元トップ俳優マネージャーが証言「身代わり対応や代理処方も」…業界慣行に波紋

ある有名芸能人の元マネージャーが、芸能人の強い権力構造の中で、マネージャーが代わりに不祥事や不都合な問題を背負うといった業界の慣行を暴露し、波紋を広げている。

22日、YouTubeチャンネル「職業のすべて」に掲載された「有名芸能人マネージャーが語る業界の現実」と題した動画には、トップ俳優を複数担当してきたというマネージャーA氏が出演した。A氏は「国民俳優」と呼ばれる有名俳優を担当した経験もあると明かした。

A氏は芸能人を「王」と表現し、「その一言で現場の流れがすべて変わる」「銀行や放送局に行けば社長から役員まで並んで出迎えるレベル」と証言した。実際に撮影が長引いた際、ある俳優が強い不満を示し、撮影が翌日に延期されたケースもあったという。

問題は、こうした“甲乙関係”が違法行為にまで発展するケースがある点だ。

A氏は「飲酒問題などはマネージャーが代わりに責任を負うこともあり、その対価として金銭を受け取ることもある」と語り、「最近問題になっている代理処方についても、自分も実際に行ったことがある。病院で処方される薬に制限があるため、マネージャーに取りに行かせるケースがある」と打ち明けた。

これを受け、飲酒運転後にマネージャーへ“身代わり出頭”を求めたとして物議を醸した歌手キム・ホジュンや、マネージャーによる薬の代理処方疑惑が取り沙汰されたパク・ナレのケースが、業界内に広く存在する慣行の一端である可能性も指摘されている。

それでも内部告発が表に出にくい理由について、A氏は「彼らの持つ力は非常に大きい。
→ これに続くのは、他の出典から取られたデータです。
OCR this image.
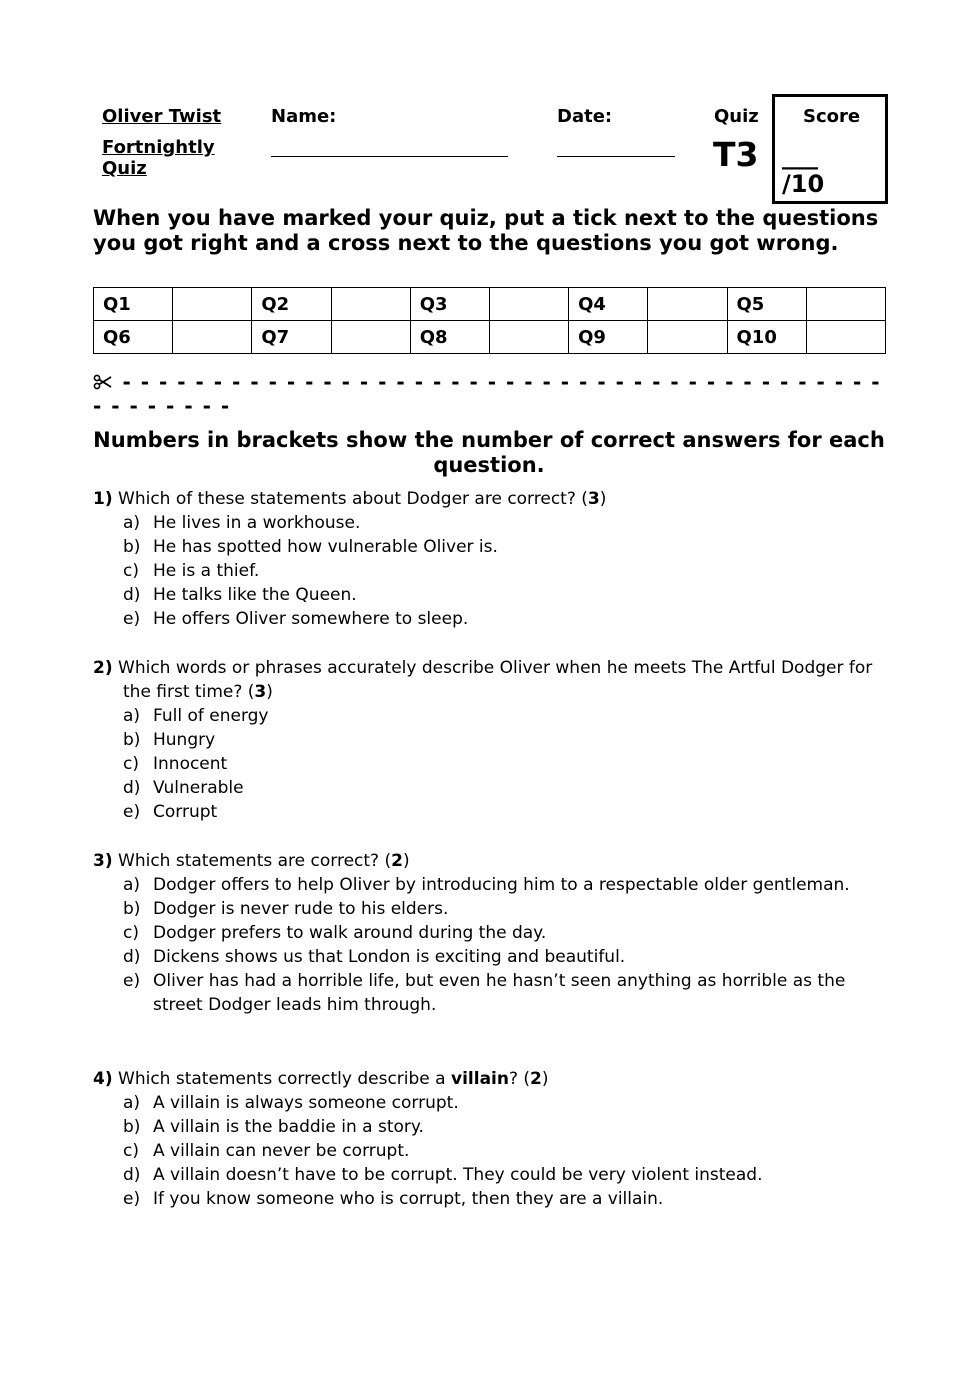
Oliver Twist
Fortnightly
Quiz
Name:	Date:	Quiz
T3
Score
___
/10
When you have marked your quiz, put a tick next to the questions you got right and a cross next to the questions you got wrong.
Q1		Q2		Q3		Q4		Q5	
Q6		Q7		Q8		Q9		Q10	
- - - - - - - - - - - - - - - - - - - - - - - - - - - - - - - - - - - - - - - - - - - - - - - - - -
Numbers in brackets show the number of correct answers for each question.
1) Which of these statements about Dodger are correct? (3)
a) He lives in a workhouse.
b) He has spotted how vulnerable Oliver is.
c) He is a thief.
d) He talks like the Queen.
e) He offers Oliver somewhere to sleep.
2) Which words or phrases accurately describe Oliver when he meets The Artful Dodger for the first time? (3)
a) Full of energy
b) Hungry
c) Innocent
d) Vulnerable
e) Corrupt
3) Which statements are correct? (2)
a) Dodger offers to help Oliver by introducing him to a respectable older gentleman.
b) Dodger is never rude to his elders.
c) Dodger prefers to walk around during the day.
d) Dickens shows us that London is exciting and beautiful.
e) Oliver has had a horrible life, but even he hasn’t seen anything as horrible as the street Dodger leads him through.
4) Which statements correctly describe a villain? (2)
a) A villain is always someone corrupt.
b) A villain is the baddie in a story.
c) A villain can never be corrupt.
d) A villain doesn’t have to be corrupt. They could be very violent instead.
e) If you know someone who is corrupt, then they are a villain.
告発すればこの業界で生きていけなくなるうえ、仮にニュースになっても巨大な資本と権力で押さえ込まれ、逆に不利な立場に追い込まれることが多い」と説明した。


所属事務所側も問題が表面化しないよう管理を強めているという。A氏は「車のドライブレコーダーをチェックしたり、録音用の携帯電話でマネージャーが悪口を言うかテストしたりする」とし、「それほど口封じや監視が徹底されている」と主張した。

また、マネージャーという職業上、芸能人の私生活を深く知る立場にあることにも言及した。誰と会っているのか、どのような行動をしているのかに加え、健康状態や病歴、さらには遺言の内容まで把握することもあるという。芸能人の気分が落ち込んでいる際には、それを支えモチベーションを高めることも重要な役割だと語った。

A氏は「この仕事が好きで、人を輝かせることにやりがいを感じている」としながらも、「時には望まない頼みごとを受けることもあり、虚しさを感じることもある」と率直な胸の内を明かした。